I'm building this using the NDK r21-provided CMake toolchain. When I run the program on an API 22 emulator, it prints 2. When I run it on an API 23 emulator, it prints 1. I'm assuming that the relevant linker change is the following:
Before API 23, the default search order was to try the main executable, LD_PRELOAD libraries, the library itself, and its DT_NEEDED libraries in that order. For API 23 and later, for any given library, the dynamic linker divides other libraries into the global group and the local group. The global group is shared by all libraries and contains the main executable, LD_PRELOAD libraries, and any library with the DF_1_GLOBAL flag set (by passing “-z global” to ld(1)). The local group is the breadth-first transitive closure of the library and its DT_NEEDED libraries. The M dynamic linker searches the global group followed by the local group. This allows ASAN, for example, to ensure that it can intercept any symbol.

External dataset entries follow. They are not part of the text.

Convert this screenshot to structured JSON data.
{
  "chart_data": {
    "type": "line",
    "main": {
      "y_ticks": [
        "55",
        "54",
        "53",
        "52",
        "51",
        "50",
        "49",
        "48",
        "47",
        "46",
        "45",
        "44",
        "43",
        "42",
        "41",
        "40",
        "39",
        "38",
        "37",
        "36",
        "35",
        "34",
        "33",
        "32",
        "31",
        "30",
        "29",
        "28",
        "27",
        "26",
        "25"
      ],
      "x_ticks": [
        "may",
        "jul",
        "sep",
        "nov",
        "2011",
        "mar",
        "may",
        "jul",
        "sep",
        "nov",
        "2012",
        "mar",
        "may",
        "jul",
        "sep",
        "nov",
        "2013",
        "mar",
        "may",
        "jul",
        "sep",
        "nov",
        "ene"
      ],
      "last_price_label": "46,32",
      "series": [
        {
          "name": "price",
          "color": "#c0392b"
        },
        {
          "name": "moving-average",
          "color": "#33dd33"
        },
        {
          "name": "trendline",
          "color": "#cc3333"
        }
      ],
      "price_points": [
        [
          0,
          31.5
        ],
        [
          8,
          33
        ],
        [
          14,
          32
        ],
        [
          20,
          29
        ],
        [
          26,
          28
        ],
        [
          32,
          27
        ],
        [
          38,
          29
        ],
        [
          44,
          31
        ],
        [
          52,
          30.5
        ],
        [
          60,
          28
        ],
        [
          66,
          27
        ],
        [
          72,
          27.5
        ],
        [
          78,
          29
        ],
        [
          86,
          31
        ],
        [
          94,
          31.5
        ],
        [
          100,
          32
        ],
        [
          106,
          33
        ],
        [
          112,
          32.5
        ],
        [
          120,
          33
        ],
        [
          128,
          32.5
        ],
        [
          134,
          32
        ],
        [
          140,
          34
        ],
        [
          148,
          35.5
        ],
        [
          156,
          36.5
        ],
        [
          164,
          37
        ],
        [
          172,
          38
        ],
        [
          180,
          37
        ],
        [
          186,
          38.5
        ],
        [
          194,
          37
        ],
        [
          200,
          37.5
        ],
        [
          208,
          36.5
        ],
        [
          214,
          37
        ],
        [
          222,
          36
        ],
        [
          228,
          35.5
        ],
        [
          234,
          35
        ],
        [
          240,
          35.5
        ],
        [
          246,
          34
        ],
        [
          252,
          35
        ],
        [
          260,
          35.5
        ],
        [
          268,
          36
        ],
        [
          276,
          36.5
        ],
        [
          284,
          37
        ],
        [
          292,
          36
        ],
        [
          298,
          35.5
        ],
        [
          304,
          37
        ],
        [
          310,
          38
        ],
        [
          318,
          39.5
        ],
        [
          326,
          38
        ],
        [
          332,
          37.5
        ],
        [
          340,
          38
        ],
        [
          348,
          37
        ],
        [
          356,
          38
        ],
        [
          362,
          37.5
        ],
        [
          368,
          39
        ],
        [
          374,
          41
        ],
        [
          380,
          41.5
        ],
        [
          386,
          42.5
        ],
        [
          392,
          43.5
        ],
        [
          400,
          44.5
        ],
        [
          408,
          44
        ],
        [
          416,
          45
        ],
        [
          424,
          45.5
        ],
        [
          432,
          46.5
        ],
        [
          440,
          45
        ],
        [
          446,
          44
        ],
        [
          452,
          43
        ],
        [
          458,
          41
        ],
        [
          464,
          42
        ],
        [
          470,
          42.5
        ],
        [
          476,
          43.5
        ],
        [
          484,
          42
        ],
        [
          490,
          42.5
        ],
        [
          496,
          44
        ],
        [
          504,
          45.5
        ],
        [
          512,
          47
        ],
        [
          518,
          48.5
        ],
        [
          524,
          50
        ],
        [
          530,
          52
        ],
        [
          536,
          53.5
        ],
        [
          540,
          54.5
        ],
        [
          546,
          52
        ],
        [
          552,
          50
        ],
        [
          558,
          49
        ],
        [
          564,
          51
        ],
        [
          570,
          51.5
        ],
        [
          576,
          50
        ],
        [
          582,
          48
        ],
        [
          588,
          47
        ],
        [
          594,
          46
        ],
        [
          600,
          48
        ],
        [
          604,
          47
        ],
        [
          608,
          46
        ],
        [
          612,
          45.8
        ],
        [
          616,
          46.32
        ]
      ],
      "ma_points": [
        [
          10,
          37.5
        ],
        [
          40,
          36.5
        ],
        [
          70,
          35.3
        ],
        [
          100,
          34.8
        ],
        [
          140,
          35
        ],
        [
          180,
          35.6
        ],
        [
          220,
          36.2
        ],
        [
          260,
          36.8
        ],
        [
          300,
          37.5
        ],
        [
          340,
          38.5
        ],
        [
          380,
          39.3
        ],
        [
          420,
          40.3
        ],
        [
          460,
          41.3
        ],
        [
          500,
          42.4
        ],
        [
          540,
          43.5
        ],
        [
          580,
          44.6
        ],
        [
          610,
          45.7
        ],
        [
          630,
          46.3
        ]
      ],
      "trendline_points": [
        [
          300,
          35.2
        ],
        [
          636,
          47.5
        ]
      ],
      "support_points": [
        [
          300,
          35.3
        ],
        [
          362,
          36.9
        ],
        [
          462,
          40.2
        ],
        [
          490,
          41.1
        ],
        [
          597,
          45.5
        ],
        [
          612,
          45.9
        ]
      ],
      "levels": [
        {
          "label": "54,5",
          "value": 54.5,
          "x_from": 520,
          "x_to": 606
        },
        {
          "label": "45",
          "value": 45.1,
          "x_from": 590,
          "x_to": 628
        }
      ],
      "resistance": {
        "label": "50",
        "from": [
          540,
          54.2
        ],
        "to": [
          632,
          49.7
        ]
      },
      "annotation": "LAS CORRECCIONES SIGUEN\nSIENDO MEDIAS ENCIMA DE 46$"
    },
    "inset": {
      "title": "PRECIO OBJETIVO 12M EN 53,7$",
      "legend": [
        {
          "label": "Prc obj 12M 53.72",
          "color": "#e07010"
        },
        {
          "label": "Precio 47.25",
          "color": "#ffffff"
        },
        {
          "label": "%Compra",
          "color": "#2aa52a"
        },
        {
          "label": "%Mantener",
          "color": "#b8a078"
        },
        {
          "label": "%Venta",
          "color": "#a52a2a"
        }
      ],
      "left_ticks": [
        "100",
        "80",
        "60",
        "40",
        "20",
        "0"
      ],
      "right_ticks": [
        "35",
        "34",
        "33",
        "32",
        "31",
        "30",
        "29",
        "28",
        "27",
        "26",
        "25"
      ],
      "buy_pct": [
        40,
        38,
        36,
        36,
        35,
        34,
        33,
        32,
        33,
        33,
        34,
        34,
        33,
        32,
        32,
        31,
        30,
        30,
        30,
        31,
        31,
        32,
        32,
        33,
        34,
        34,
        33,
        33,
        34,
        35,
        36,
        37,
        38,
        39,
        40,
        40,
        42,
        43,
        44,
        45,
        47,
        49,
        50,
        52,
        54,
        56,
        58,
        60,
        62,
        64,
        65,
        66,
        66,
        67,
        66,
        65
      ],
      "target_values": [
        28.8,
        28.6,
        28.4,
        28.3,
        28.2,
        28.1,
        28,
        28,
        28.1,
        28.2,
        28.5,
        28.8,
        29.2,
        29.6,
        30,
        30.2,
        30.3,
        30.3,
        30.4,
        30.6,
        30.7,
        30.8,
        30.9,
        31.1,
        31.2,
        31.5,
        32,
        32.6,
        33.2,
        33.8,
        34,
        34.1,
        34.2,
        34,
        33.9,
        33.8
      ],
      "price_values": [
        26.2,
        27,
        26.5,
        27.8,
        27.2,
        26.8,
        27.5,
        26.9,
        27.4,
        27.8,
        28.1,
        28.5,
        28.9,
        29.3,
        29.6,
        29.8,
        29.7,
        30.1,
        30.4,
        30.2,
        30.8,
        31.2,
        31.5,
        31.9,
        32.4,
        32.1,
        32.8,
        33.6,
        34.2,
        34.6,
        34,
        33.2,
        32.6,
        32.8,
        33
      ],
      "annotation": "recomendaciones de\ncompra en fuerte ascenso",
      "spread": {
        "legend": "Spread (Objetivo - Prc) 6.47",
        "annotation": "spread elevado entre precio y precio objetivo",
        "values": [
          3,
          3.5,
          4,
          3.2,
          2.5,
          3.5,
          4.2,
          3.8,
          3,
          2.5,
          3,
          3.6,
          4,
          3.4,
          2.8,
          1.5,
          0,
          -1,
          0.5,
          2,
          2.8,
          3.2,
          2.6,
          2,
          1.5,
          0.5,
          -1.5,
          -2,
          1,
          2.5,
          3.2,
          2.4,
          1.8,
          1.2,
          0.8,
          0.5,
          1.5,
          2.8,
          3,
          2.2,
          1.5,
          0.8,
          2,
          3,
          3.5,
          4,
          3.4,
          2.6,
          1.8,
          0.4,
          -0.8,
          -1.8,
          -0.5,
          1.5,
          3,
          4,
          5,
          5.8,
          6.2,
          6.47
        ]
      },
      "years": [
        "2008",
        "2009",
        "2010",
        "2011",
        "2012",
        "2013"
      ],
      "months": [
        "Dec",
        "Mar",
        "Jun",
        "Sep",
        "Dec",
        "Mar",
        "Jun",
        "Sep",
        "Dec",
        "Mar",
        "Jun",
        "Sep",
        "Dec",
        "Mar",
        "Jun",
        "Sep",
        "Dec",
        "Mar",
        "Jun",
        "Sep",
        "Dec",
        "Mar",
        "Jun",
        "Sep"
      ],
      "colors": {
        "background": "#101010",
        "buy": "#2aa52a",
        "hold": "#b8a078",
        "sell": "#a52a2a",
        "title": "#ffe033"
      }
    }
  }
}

In other words, on API < 23, only the DT_NEEDED of the library itself (libb.so in my case) would be considered. For API >= 23, it's the breadth-first transitive closure of the library which is being loaded (libd.so in my case). Is this a correct interpretation of what's happening here?
I've also tested this with an actual app using System.loadLibrary with the same results, so it's not specific to just a native executable. A related question though; in the context of an app, what does the "main executable" refer to (e.g. when the documentation states "The global group is shared by all libraries and contains the main executable")?